I knew I should know him, but I couldn’t remember. My
daughter Sarah told me, “A famous leader in the civil rights movement.”
My husband Murray reminded me of the book I’d read and
bought for him over 25 years ago, VOICES
OF FREEDOM.
I remembered the book and decided I’d like to read it again.
It was published in 1990, but it is still available as a kindle book.
This book is an oral history of the civil rights movement,
taken from interviews for the TV show “Eyes to the Prize.” The book covers
mostly the 1950s through the 80s, but it goes back to the beginning of the United
States, disagreements over slavery from the beginning, and those who fought for
rights of Black people throughout the country’s history.
Some storied included:
The Montgomery bus boycott, 1955-56. School desegregation in
Little Rock Arkansas, Central High School.
In 1959-60, student sit-ins for lunch counters. They had
workshops to prepare for this with non-violence, how to protect their heads
from beatings, how to protect each other, how to not strike back when they were
hit, how to show respect for the workers in the restaurants. This is where I
first heard of John Lewis, in 1960 when he was a twenty-year-old college
student in Nashville.
The Freedom Ride of 1961, where we again met John Lewis.
Both blacks and whites joining together on interstate bus rides.
The beginning of SNCC, Student Non-Violent Coordination
Committee.
James Meredith, the first black student to attend Old Miss
in 1962, the University of Mississippi.
In 1963, the March on Washington, with speeches from both John
Lewis and Dr. Martin Luther King Jr.
1963, the bombing of a church in Birmingham with the death
of four children.
1965, Selma, Alabama bridge, marching from Selma to
Montgomery.
The Voting Rights Act, signed in August, 1965.

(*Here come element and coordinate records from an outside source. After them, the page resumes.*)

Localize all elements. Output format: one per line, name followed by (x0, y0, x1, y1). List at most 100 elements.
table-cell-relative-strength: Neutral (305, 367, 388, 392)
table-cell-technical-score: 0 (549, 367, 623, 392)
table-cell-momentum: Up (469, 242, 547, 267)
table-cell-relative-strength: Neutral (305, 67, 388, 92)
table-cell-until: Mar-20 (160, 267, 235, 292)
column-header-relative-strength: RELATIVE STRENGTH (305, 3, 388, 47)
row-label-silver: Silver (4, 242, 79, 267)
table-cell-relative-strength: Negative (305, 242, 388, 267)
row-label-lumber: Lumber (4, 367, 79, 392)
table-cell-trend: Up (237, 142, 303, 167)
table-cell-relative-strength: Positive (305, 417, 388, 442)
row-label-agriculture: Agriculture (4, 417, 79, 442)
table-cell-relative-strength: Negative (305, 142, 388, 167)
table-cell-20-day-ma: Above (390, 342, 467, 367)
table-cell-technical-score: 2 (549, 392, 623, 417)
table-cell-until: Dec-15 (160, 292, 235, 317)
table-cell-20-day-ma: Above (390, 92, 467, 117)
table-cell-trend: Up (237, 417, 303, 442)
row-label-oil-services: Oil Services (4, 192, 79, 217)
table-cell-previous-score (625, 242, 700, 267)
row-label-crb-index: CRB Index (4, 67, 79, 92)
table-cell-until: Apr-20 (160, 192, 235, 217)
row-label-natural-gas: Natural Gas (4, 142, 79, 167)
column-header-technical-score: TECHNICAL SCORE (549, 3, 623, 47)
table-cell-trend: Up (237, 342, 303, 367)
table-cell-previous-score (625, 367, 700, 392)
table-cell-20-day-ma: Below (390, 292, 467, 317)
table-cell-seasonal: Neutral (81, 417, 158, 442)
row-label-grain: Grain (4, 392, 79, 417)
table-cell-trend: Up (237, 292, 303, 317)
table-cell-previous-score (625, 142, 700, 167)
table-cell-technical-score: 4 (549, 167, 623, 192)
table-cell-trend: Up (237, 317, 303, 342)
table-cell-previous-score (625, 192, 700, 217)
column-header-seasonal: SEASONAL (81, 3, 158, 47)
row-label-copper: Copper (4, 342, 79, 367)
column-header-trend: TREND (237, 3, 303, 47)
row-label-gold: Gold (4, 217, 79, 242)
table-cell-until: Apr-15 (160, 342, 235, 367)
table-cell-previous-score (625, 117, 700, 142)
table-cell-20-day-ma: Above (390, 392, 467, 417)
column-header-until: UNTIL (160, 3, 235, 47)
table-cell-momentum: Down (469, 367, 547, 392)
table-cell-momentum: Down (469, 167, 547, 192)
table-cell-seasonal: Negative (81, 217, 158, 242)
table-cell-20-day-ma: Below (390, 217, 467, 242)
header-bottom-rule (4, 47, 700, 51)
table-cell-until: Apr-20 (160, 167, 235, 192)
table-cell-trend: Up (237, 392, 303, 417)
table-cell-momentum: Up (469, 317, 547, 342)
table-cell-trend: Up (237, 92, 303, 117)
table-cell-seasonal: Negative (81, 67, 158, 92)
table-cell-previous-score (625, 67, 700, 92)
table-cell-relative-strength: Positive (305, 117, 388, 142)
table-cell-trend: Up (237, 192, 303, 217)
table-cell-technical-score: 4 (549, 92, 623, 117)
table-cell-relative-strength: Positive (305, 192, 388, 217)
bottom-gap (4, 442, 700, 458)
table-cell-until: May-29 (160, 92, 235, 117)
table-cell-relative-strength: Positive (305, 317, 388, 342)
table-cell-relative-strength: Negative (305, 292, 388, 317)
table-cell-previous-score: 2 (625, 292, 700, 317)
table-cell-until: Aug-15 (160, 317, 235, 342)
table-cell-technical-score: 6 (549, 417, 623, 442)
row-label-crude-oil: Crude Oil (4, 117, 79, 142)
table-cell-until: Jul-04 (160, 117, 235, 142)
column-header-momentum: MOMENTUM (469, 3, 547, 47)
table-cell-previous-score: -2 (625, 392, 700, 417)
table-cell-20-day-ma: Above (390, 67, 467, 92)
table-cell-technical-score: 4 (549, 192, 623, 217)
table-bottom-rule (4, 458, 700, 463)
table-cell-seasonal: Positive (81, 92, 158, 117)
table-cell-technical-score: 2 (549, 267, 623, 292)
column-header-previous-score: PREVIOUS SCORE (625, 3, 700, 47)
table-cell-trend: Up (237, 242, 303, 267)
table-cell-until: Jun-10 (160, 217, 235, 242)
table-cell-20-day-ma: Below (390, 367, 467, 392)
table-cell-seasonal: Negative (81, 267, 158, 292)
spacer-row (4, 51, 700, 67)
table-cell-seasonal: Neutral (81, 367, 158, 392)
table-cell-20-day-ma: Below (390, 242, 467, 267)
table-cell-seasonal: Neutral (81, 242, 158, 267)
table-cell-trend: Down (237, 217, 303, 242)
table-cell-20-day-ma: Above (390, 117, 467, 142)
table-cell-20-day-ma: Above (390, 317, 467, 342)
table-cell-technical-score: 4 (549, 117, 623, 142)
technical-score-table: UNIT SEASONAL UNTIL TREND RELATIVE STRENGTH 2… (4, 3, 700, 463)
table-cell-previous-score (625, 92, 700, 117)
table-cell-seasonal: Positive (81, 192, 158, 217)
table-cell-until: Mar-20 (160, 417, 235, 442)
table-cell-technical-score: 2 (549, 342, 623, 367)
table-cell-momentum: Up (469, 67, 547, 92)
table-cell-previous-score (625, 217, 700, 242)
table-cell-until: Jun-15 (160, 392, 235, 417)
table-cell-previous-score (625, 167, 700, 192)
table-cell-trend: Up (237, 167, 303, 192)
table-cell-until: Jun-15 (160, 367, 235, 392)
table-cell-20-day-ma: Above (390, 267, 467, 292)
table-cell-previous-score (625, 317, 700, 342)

1967-68, Dr. Martin Luther King’ Jr.’s last work and
assassination.
1970-71 prison uprising in New York State, call for reform.

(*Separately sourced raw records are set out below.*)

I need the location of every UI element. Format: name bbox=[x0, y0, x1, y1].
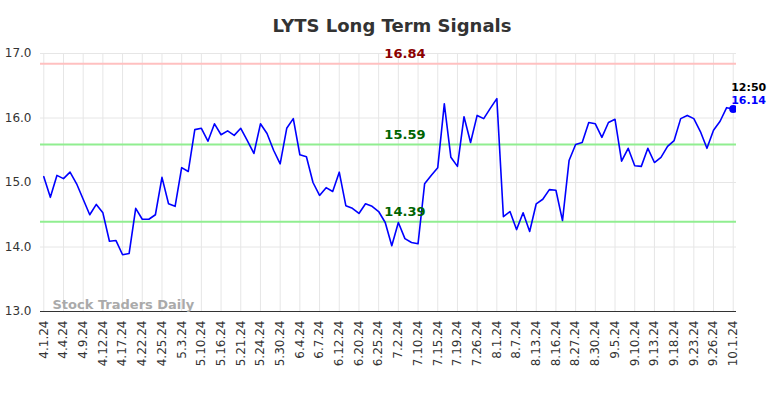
svg-text:7.19.24: 7.19.24 bbox=[450, 321, 464, 367]
svg-text:6.7.24: 6.7.24 bbox=[312, 321, 326, 359]
svg-text:7.10.24: 7.10.24 bbox=[411, 321, 425, 367]
svg-text:12:50: 12:50 bbox=[731, 80, 766, 93]
svg-text:4.17.24: 4.17.24 bbox=[115, 321, 129, 367]
svg-text:14.39: 14.39 bbox=[384, 204, 425, 219]
svg-text:4.1.24: 4.1.24 bbox=[37, 321, 51, 359]
svg-text:7.26.24: 7.26.24 bbox=[470, 321, 484, 367]
svg-text:6.25.24: 6.25.24 bbox=[371, 321, 385, 367]
svg-text:9.23.24: 9.23.24 bbox=[687, 321, 701, 367]
svg-text:14.0: 14.0 bbox=[5, 240, 32, 254]
svg-text:9.26.24: 9.26.24 bbox=[706, 321, 720, 367]
svg-text:9.10.24: 9.10.24 bbox=[628, 321, 642, 367]
svg-text:8.27.24: 8.27.24 bbox=[568, 321, 582, 367]
svg-text:17.0: 17.0 bbox=[5, 46, 32, 60]
svg-text:8.16.24: 8.16.24 bbox=[549, 321, 563, 367]
svg-text:5.16.24: 5.16.24 bbox=[214, 321, 228, 367]
svg-text:6.12.24: 6.12.24 bbox=[332, 321, 346, 367]
svg-text:9.5.24: 9.5.24 bbox=[608, 321, 622, 359]
svg-text:7.2.24: 7.2.24 bbox=[391, 321, 405, 359]
svg-text:4.4.24: 4.4.24 bbox=[56, 321, 70, 359]
svg-text:8.30.24: 8.30.24 bbox=[588, 321, 602, 367]
svg-text:4.12.24: 4.12.24 bbox=[96, 321, 110, 367]
svg-text:8.7.24: 8.7.24 bbox=[509, 321, 523, 359]
svg-text:5.10.24: 5.10.24 bbox=[194, 321, 208, 367]
svg-text:8.13.24: 8.13.24 bbox=[529, 321, 543, 367]
svg-text:16.14: 16.14 bbox=[731, 93, 766, 106]
svg-text:4.22.24: 4.22.24 bbox=[135, 321, 149, 367]
svg-text:Stock Traders Daily: Stock Traders Daily bbox=[53, 297, 195, 312]
svg-text:16.84: 16.84 bbox=[384, 46, 425, 61]
svg-text:6.4.24: 6.4.24 bbox=[293, 321, 307, 359]
svg-text:5.21.24: 5.21.24 bbox=[234, 321, 248, 367]
svg-text:6.20.24: 6.20.24 bbox=[352, 321, 366, 367]
svg-text:8.1.24: 8.1.24 bbox=[490, 321, 504, 359]
svg-text:13.0: 13.0 bbox=[5, 304, 32, 318]
svg-text:15.59: 15.59 bbox=[384, 127, 425, 142]
svg-text:10.1.24: 10.1.24 bbox=[726, 321, 740, 367]
svg-text:9.13.24: 9.13.24 bbox=[647, 321, 661, 367]
svg-text:5.24.24: 5.24.24 bbox=[253, 321, 267, 367]
svg-text:16.0: 16.0 bbox=[5, 111, 32, 125]
svg-text:4.25.24: 4.25.24 bbox=[155, 321, 169, 367]
svg-text:4.9.24: 4.9.24 bbox=[76, 321, 90, 359]
svg-text:5.3.24: 5.3.24 bbox=[175, 321, 189, 359]
svg-text:5.30.24: 5.30.24 bbox=[273, 321, 287, 367]
svg-text:15.0: 15.0 bbox=[5, 175, 32, 189]
html-text:LYTS Long Term Signals: LYTS Long Term Signals bbox=[272, 15, 512, 36]
svg-text:9.18.24: 9.18.24 bbox=[667, 321, 681, 367]
svg-text:7.15.24: 7.15.24 bbox=[431, 321, 445, 367]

In 1972 Gary, Indiana, they held a Black Political
Convention—Unity Without Uniformity.
Other issues discussed were bussing, affirmative action,
Equal Opportunity, better housing, better education.

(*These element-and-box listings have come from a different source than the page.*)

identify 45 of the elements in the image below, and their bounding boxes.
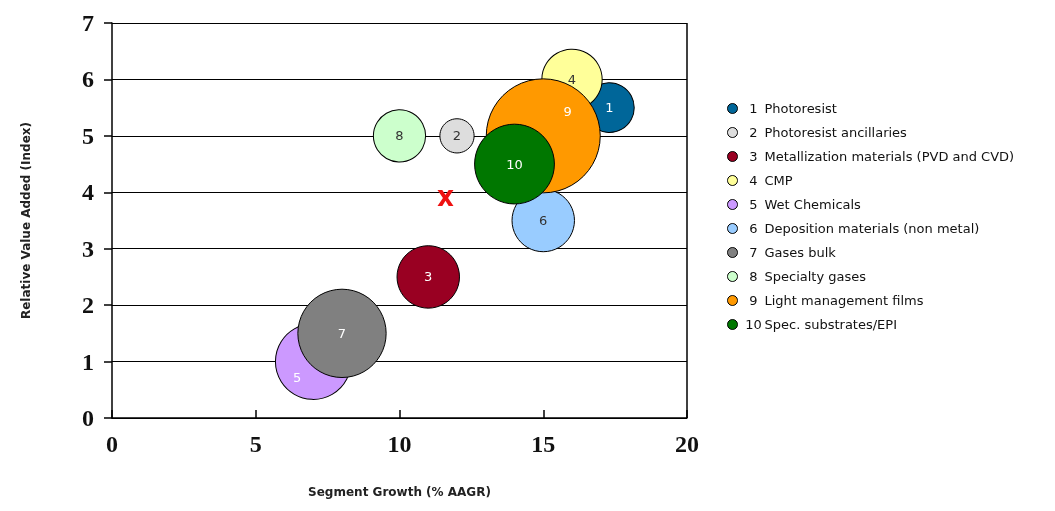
x-tick-label: 10 — [387, 431, 412, 457]
annotation: 3 — [424, 269, 433, 285]
annotation: 4 — [567, 71, 577, 87]
legend-label: Specialty gases — [764, 269, 867, 284]
legend-label: CMP — [764, 173, 793, 188]
y-tick-label: 3 — [82, 235, 94, 262]
x-tick-label: 20 — [675, 431, 699, 457]
text: 6 — [749, 221, 758, 236]
text: 10 — [745, 317, 762, 332]
legend-label: Photoresist — [764, 101, 837, 116]
y-tick-label: 7 — [82, 10, 94, 36]
x-tick-label: 15 — [531, 431, 556, 457]
y-tick-label: 5 — [82, 122, 94, 149]
legend-label: Photoresist ancillaries — [764, 125, 908, 140]
text: 9 — [749, 293, 758, 308]
text: 2 — [749, 125, 758, 140]
y-tick-label: 2 — [82, 292, 94, 319]
annotation: 2 — [452, 128, 462, 144]
y-tick-label: 1 — [82, 348, 94, 375]
x-tick-label: 5 — [249, 431, 262, 457]
text: 7 — [749, 245, 758, 260]
text: 5 — [749, 197, 758, 212]
legend-label: Deposition materials (non metal) — [764, 221, 980, 236]
annotation: 1 — [605, 100, 614, 116]
x-axis-title: Segment Growth (% AAGR) — [308, 485, 491, 499]
text: 4 — [749, 173, 758, 188]
annotation: 10 — [506, 156, 523, 172]
annotation: 5 — [292, 369, 302, 385]
legend-label: Light management films — [764, 293, 924, 308]
x-tick-label: 0 — [106, 431, 118, 457]
legend-label: Metallization materials (PVD and CVD) — [764, 149, 1015, 164]
annotation: 8 — [395, 128, 404, 144]
y-tick-label: 6 — [82, 66, 94, 93]
y-tick-label: 4 — [82, 179, 94, 206]
text: 3 — [749, 149, 758, 164]
legend-label: Spec. substrates/EPI — [764, 317, 897, 332]
text: 8 — [749, 269, 758, 284]
annotation: 9 — [563, 104, 572, 120]
y-axis-title: Relative Value Added (Index) — [19, 121, 33, 320]
y-tick-label: 0 — [82, 405, 94, 431]
text: 1 — [749, 101, 758, 116]
annotation: 7 — [337, 325, 347, 341]
legend-label: Wet Chemicals — [764, 197, 862, 212]
annotation: 6 — [539, 213, 548, 228]
legend-label: Gases bulk — [764, 245, 837, 260]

This is a book of history, but recent history, and I
believe, a very important issue for us to think about right now. It’s important
to remember these people who worked so hard and gave so much. I pray and ask
God for wisdom to help us to find peace in our own times.
Others mentioned in the book: Emmett Till; Ralph Abernathy;
Daisy Bates; Medgar Evers; Fred Shuttlesworth; A. Philip Randolph; Fannie Lou
Hamer; Bob Moses; Amelia Bointon Robinson; Stokely Carmichael; Huey Newton;
Sonia Sanchez; Roger Wilkins; Paula Giddings; Marian Logan; William O’Neal;
Elliott James Barkley; Jesse Jackson; Ben Chavis; Richard Hatcher; Ron Walters;
Phyllis Ellison; Ethel Mae Matthews; Maynard Jackson; Yusef Hawkins.